In a study of 28 patients with Polycystic Ovarian Syndrome who had gastric bypass surgery, the following results were reported.

    Gastric Bypass
% of Patients
  Gastric Banding
% of Patients
Menstrual Dysfunction Due to Polycystic Ovarian Syndrome Resolved   100%   No data available
Excess Hair Due to Polycystic Ovarian Syndrome Resolved   79%   No data available
Restores ovulation and fertility   Yes
5 of 5 patients (100%)
  No data available
   

Women living with morbid obesity may experience certain reproductive health issues, such as:

  • Menstrual dysfunction due to polycystic ovarian syndrome (PCOS)
  • Excess hair (also known as hirsutism) due to PCOS
  • Infertility

 

Additional Health Benefits

You may want to compare bariatric surgery’s resolution rates for these conditions to the long-term effects of these health issues.

Metabolic Syndrome
Also known as syndrome X, metabolic syndrome is a group of risk factors including high blood pressure, high blood sugar, unhealthy cholesterol levels, and abdominal obesity. People with metabolic syndrome are at risk for developing:

  • Heart disease, including hardening of the arteries, which can lead to heart attacks and stroke
  • Diabetes which can lead to kidney failure, amputation of feet, and blindness

80% of gastric bypass patients experienced complete resolution of metabolic syndrome after surgery.

Migraines
Migraines are throbbing headaches that can last up to 48 hours and are often accompanied by vomiting, nausea, loss of appetite, tiredness, and sensitivity to light and sound. While migraines are not generally considered a significant threat to overall health, they are associated with a lower quality of life. People with migraines are at risk for developing:

  • Stroke, an extremely rare complication of severe migraines.

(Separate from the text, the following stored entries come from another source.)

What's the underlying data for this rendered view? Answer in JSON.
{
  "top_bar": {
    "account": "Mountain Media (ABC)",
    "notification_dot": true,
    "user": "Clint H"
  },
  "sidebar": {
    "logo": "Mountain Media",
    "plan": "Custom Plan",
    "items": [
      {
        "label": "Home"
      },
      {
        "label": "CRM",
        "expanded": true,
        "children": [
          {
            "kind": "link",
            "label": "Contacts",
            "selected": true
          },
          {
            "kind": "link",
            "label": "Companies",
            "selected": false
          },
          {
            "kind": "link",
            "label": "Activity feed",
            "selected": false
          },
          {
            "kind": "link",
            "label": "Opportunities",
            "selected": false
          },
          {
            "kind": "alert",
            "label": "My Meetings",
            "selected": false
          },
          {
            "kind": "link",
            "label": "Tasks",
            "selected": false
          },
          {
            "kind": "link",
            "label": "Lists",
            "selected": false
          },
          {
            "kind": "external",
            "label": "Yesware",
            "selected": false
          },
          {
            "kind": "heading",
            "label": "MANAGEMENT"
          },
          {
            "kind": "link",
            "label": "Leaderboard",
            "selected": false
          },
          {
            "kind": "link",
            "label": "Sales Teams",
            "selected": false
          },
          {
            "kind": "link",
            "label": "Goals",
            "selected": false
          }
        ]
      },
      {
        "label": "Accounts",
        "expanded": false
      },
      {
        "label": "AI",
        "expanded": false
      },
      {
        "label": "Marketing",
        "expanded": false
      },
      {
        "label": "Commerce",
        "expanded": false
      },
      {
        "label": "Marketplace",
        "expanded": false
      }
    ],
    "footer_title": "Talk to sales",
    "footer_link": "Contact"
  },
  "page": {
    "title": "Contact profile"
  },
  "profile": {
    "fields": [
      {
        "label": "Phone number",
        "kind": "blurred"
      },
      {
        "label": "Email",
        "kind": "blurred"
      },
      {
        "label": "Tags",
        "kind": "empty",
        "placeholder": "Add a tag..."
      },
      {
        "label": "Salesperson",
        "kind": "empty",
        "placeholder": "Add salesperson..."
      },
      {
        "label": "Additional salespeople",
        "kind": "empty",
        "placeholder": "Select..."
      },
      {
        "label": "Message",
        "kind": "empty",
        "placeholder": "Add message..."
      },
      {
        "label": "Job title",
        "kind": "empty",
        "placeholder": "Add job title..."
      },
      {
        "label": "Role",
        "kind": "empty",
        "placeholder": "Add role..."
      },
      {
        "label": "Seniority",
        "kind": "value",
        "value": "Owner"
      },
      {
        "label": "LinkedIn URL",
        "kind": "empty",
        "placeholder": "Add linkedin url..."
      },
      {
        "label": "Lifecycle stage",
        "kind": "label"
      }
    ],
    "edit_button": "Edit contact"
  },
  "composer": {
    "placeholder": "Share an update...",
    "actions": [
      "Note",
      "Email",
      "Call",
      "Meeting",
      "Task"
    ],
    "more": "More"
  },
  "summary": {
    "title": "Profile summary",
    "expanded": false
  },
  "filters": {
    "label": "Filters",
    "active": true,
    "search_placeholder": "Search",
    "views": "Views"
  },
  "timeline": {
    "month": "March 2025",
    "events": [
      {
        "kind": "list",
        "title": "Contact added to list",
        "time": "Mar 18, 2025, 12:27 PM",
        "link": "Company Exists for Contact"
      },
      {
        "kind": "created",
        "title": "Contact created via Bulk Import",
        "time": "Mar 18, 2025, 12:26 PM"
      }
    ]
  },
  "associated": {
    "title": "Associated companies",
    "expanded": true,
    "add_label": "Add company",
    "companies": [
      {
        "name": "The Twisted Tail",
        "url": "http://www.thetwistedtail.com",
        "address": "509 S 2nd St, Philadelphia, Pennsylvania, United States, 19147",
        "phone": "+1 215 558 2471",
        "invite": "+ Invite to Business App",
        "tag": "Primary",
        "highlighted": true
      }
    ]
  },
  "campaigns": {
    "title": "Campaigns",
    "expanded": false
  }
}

57% of gastric bypass patients experienced complete resolution of migraines after surgery.

Venous Stasis Disease
Venous stasis disease occurs when the veins have problems sending blood from the legs back to the heart. Fluid seeps out of the overfilled veins into surrounding leg tissues and cause tissue breakdown and ulcers. And because skin ulcers are the result of poor blood circulation, these wounds are often slow to heal. People with venous stasis disease may experience:

  • Painful ulcers
  • Rashes
  • Leg pains
  • Dark red or purple skin over the affected area
  • Skin may become thickened, dry, and itchy

95% of gastric bypass patients experienced complete resolution of venous stasis disease after surgery.

Pseudotumor Cerebri
Pseudotumor cerebri is a condition that appears to be a tumor—but it is not. The major symptom is increased pressure within the skull; other symptoms include headache, buzzing sound in the ears, dizziness, and nausea.

  • Vision loss can occur with this condition.

96% of gastric bypass patients experienced complete resolution of pseudotumor cerebri after surgery.